La declinación del interés estadounidense sobre América Latina y el Caribe a partir de la disolución de la Unión Soviética en 1991 acaba de revivir con la geopolítica de expansión de Rusia y China en zonas abandonadas del continente americano.

El bloqueo político y económico –parcial, pero eficaz– de Estados Unidos sobre Cuba se ha constituido en uno de los factores nacionalistas que sostiene la dictadura cubana y que concita todavía solidaridad internacional porque la existencia de la isla es una confrontación moral contra la Casa Blanca.

El eje fundamental de la política exterior de Estados Unidos es el dominio imperial del modelo político estadounidense.

El papel central de la Casa Blanca en la guerra de Ucrania por la decisión estratégica de reconstruir a la OTAN como una especie de Pentágono a nivel mundial implicó una decisión bélica para colocar en la frontera física de Rusia y en una zona clave de euroasia los intereses de ese bloque militar, incluyendo la propuesta del presidente Biden de crear un ejército europeo ofensivo que fije de manera flotante las nuevas líneas rojas de beligerancia de EU ante China y Rusia.

Las fases de endurecimiento militar de Estados Unidos han tenido efectos internos por la dinámica económica y productiva del complejo militar-industrial, es decir del papel dinamizador de la economía por las guerras, lo que envía un mensaje colateral distante pero vigente de por qué razón nunca habrá en Estados Unidos una reforma radical a la Segunda Enmienda: el poder del lobby de las armas no solo se explica en el hecho de que EU es el principal país exportador y contrabandista de armas, sino en que esa mentalidad bélica configura el pensamiento dominante al interior de la sociedad estadounidense que es mayoría en la defensa de la propiedad individual de armas.

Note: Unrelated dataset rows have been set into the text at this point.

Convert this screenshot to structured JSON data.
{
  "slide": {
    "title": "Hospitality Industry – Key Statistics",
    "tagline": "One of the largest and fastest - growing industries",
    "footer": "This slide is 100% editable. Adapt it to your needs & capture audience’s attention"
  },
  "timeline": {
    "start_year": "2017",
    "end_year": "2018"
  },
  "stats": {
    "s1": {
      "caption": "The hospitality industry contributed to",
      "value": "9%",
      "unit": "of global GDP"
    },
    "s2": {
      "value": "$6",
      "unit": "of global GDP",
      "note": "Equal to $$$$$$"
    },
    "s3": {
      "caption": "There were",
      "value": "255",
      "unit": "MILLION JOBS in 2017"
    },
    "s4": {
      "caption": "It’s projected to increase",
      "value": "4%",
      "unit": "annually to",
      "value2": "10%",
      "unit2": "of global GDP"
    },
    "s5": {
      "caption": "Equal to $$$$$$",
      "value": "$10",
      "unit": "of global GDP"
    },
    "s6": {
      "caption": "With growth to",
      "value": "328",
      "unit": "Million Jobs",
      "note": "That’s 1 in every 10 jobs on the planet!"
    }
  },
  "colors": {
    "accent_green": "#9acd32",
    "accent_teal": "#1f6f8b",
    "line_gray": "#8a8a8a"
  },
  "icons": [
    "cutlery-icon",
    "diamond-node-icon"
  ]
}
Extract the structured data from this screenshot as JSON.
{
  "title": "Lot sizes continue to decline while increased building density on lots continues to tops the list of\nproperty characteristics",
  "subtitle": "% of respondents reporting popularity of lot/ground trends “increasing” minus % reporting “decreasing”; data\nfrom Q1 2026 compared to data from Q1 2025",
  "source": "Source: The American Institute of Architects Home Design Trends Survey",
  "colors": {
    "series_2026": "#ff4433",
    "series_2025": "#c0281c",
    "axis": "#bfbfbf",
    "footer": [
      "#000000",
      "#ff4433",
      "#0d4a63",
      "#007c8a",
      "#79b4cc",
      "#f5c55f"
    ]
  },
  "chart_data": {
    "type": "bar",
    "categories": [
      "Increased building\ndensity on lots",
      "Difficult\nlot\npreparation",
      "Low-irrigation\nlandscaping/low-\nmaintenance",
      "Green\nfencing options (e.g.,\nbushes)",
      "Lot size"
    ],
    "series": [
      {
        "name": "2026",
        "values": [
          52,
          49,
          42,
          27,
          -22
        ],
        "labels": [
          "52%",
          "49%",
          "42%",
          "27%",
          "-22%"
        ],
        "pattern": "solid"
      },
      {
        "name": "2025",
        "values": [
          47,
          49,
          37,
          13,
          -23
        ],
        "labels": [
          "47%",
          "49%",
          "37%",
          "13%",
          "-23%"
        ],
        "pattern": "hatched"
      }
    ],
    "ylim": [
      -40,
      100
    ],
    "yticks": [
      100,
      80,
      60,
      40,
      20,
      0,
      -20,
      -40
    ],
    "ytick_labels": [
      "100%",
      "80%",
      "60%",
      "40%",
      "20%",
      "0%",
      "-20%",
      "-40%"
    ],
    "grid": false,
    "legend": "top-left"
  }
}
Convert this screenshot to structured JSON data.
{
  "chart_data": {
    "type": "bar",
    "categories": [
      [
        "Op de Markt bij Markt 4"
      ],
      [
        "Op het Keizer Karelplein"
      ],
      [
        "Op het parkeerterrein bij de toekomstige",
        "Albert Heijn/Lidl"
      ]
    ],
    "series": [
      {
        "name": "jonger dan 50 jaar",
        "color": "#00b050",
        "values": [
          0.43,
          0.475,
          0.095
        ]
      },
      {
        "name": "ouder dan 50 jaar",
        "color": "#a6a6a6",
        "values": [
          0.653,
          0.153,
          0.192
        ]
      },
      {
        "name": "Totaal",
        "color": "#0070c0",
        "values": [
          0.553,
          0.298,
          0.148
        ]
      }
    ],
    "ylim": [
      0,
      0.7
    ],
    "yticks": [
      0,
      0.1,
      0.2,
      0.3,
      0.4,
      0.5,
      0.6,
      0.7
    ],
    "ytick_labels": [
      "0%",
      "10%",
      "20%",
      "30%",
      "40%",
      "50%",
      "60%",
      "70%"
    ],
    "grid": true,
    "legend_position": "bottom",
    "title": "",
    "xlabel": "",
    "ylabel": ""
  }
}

Estados Unidos no quiere abrir ningún espacio a Cuba, Venezuela y Nicaragua por sus regímenes políticos socialistas y sus relaciones con la geopolítica antiestadounidense de Irán, Irak, China y Rusia.

Y el mensaje estadounidense de exclusión a la IX Cumbre está dirigido a los países capitalistas, de configuración de liderazgos populistas y con resistencia a entregar sus economías al capitalismo norteamericano, debido a que el nacionalismo populista tiene su esencia en un perfil contrario a lo que representa el régimen estadounidense.

Los ataques terroristas del 2001 alertaron a los estadounidenses demócratas y republicanos de la necesidad de reconstruir la unidad interna en torno a la definición y caracterización de enemigos externos. Y en esta lógica se definió la lista de invitados a la novena cumbre.